The hiletgos returned with the transmitter running on 8V & the receiver running on 5V. This yielded acceptable range in a test. It also worked with the motors running. The receiver forwarded all the desk commands along with the weather station data on USB. The big differences are the receiver not running on the desk power & the receiver not changing any voltages in the long desk wires.
The mane problem was extreme interference with the audio amplifier.
The next step was connecting the ESP8266 to the desk. A quick flick of the multimeter showed the desk UART sourcing 5mA to 0V & the desk buttons sourcing 0.6mA to 0V so it would be a straight connection.

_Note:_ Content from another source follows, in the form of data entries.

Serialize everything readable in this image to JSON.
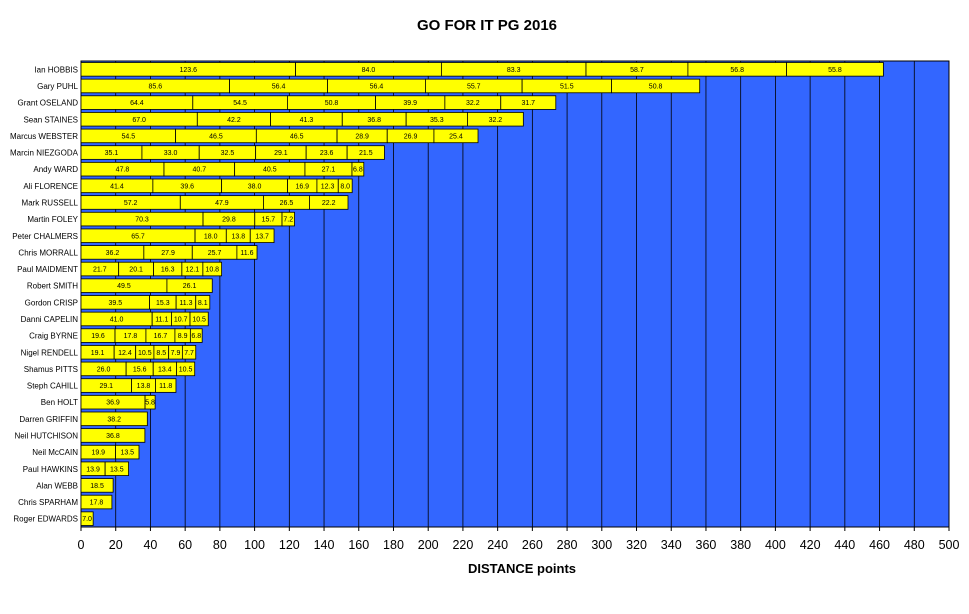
{
  "chart_data": {
    "type": "bar",
    "orientation": "horizontal",
    "stacked": true,
    "title": "GO FOR IT PG 2016",
    "xlabel": "DISTANCE points",
    "ylabel": "",
    "xlim": [
      0,
      500
    ],
    "xticks": [
      0,
      20,
      40,
      60,
      80,
      100,
      120,
      140,
      160,
      180,
      200,
      220,
      240,
      260,
      280,
      300,
      320,
      340,
      360,
      380,
      400,
      420,
      440,
      460,
      480,
      500
    ],
    "grid": "vertical",
    "legend": "none",
    "colors": {
      "plot_background": "#3366ff",
      "bar_fill": "#ffff00",
      "bar_edge": "#000000",
      "gridline": "#000000"
    },
    "rows": [
      {
        "name": "Ian HOBBIS",
        "segments": [
          123.6,
          84.0,
          83.3,
          58.7,
          56.8,
          55.8
        ]
      },
      {
        "name": "Gary PUHL",
        "segments": [
          85.6,
          56.4,
          56.4,
          55.7,
          51.5,
          50.8
        ]
      },
      {
        "name": "Grant OSELAND",
        "segments": [
          64.4,
          54.5,
          50.8,
          39.9,
          32.2,
          31.7
        ]
      },
      {
        "name": "Sean STAINES",
        "segments": [
          67.0,
          42.2,
          41.3,
          36.8,
          35.3,
          32.2
        ]
      },
      {
        "name": "Marcus WEBSTER",
        "segments": [
          54.5,
          46.5,
          46.5,
          28.9,
          26.9,
          25.4
        ]
      },
      {
        "name": "Marcin NIEZGODA",
        "segments": [
          35.1,
          33.0,
          32.5,
          29.1,
          23.6,
          21.5
        ]
      },
      {
        "name": "Andy WARD",
        "segments": [
          47.8,
          40.7,
          40.5,
          27.1,
          6.8
        ]
      },
      {
        "name": "Ali FLORENCE",
        "segments": [
          41.4,
          39.6,
          38.0,
          16.9,
          12.3,
          8.0
        ]
      },
      {
        "name": "Mark RUSSELL",
        "segments": [
          57.2,
          47.9,
          26.5,
          22.2
        ]
      },
      {
        "name": "Martin FOLEY",
        "segments": [
          70.3,
          29.8,
          15.7,
          7.2
        ]
      },
      {
        "name": "Peter CHALMERS",
        "segments": [
          65.7,
          18.0,
          13.8,
          13.7
        ]
      },
      {
        "name": "Chris MORRALL",
        "segments": [
          36.2,
          27.9,
          25.7,
          11.6
        ]
      },
      {
        "name": "Paul MAIDMENT",
        "segments": [
          21.7,
          20.1,
          16.3,
          12.1,
          10.8
        ]
      },
      {
        "name": "Robert SMITH",
        "segments": [
          49.5,
          26.1
        ]
      },
      {
        "name": "Gordon CRISP",
        "segments": [
          39.5,
          15.3,
          11.3,
          8.1
        ]
      },
      {
        "name": "Danni CAPELIN",
        "segments": [
          41.0,
          11.1,
          10.7,
          10.5
        ]
      },
      {
        "name": "Craig BYRNE",
        "segments": [
          19.6,
          17.8,
          16.7,
          8.9,
          6.8
        ]
      },
      {
        "name": "Nigel RENDELL",
        "segments": [
          19.1,
          12.4,
          10.5,
          8.5,
          7.9,
          7.7
        ]
      },
      {
        "name": "Shamus PITTS",
        "segments": [
          26.0,
          15.6,
          13.4,
          10.5
        ]
      },
      {
        "name": "Steph CAHILL",
        "segments": [
          29.1,
          13.8,
          11.8
        ]
      },
      {
        "name": "Ben HOLT",
        "segments": [
          36.9,
          5.8
        ]
      },
      {
        "name": "Darren GRIFFIN",
        "segments": [
          38.2
        ]
      },
      {
        "name": "Neil HUTCHISON",
        "segments": [
          36.8
        ]
      },
      {
        "name": "Neil McCAIN",
        "segments": [
          19.9,
          13.5
        ]
      },
      {
        "name": "Paul HAWKINS",
        "segments": [
          13.9,
          13.5
        ]
      },
      {
        "name": "Alan WEBB",
        "segments": [
          18.5
        ]
      },
      {
        "name": "Chris SPARHAM",
        "segments": [
          17.8
        ]
      },
      {
        "name": "Roger EDWARDS",
        "segments": [
          7.0
        ]
      }
    ]
  }
}
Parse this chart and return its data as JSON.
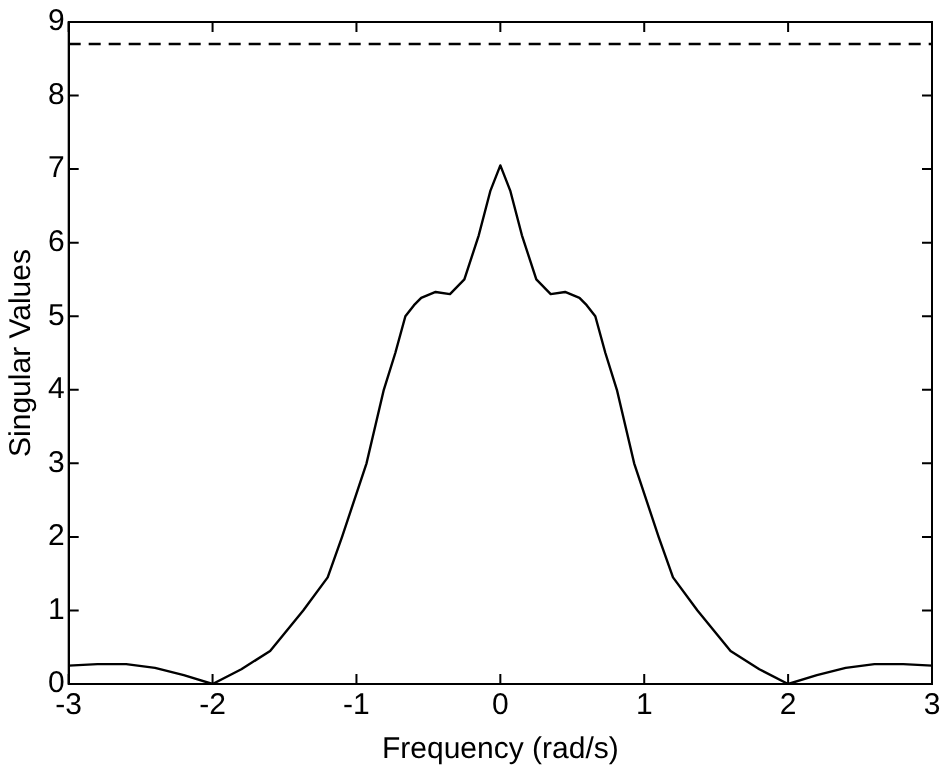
{
  "chart_data": {
    "type": "line",
    "xlabel": "Frequency (rad/s)",
    "ylabel": "Singular Values",
    "x": [
      -3,
      -2.8,
      -2.6,
      -2.4,
      -2.2,
      -2,
      -1.8,
      -1.6,
      -1.37,
      -1.2,
      -1.1,
      -0.93,
      -0.81,
      -0.73,
      -0.66,
      -0.6,
      -0.55,
      -0.45,
      -0.35,
      -0.25,
      -0.15,
      -0.07,
      0,
      0.07,
      0.15,
      0.25,
      0.35,
      0.45,
      0.55,
      0.6,
      0.66,
      0.73,
      0.81,
      0.93,
      1.1,
      1.2,
      1.37,
      1.6,
      1.8,
      2,
      2.2,
      2.4,
      2.6,
      2.8,
      3
    ],
    "series": [
      {
        "color": "#000000",
        "values": [
          0.25,
          0.27,
          0.27,
          0.22,
          0.12,
          0,
          0.2,
          0.45,
          1,
          1.45,
          2,
          3,
          4,
          4.5,
          5,
          5.15,
          5.25,
          5.33,
          5.3,
          5.5,
          6.1,
          6.7,
          7.05,
          6.7,
          6.1,
          5.5,
          5.3,
          5.33,
          5.25,
          5.15,
          5,
          4.5,
          4,
          3,
          2,
          1.45,
          1,
          0.45,
          0.2,
          0,
          0.12,
          0.22,
          0.27,
          0.27,
          0.25
        ]
      }
    ],
    "xlim": [
      -3,
      3
    ],
    "xticks": [
      -3,
      -2,
      -1,
      0,
      1,
      2,
      3
    ],
    "ylim": [
      0,
      9
    ],
    "yticks": [
      0,
      1,
      2,
      3,
      4,
      5,
      6,
      7,
      8,
      9
    ],
    "ref_lines": [
      {
        "axis": "y",
        "value": 8.7,
        "color": "#000000",
        "line_style": "dashed"
      }
    ],
    "grid": false,
    "legend": false,
    "marker": "none",
    "line_style": "solid"
  }
}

The last ESP8266 project was an access point in 2018 which merely forwarded the UART to WIFI. It only has 1 UART. For a software UART, the ESP8266 has only 1 spare hardware timer, timer1. timer1_attachInterrupt, timer1_enable, timer1_write access the hardware timer directly.
To get a system time for delays, there's the millis() function, os_timer_arm, os_timer_setfn. These share timer0.
An ESP8266 went straight into the desk connections with no buffers. Verified the desks accept 3.3V as high.
There was a complete mockup of a new transmitter with buttons. Then the wheels fell off. The radio signal integrity wasn't good enough to differentiate multiple codes. The previous test only exercised 1 code.
The transmitter got a 1/4 wavelength & the receiver got a full wavelength antenna. The bitrate was 2kb. These were the most optimum conditions. There was no obvious benefit from 8V. Higher bitrates were worse.
At least the ESP8266 demonstrated the rest of the communication path was working. It received the button codes over Wifi UDP at 10Hz.
Another bag of CC1101's seems to be the only next step. They have a role in many other projects.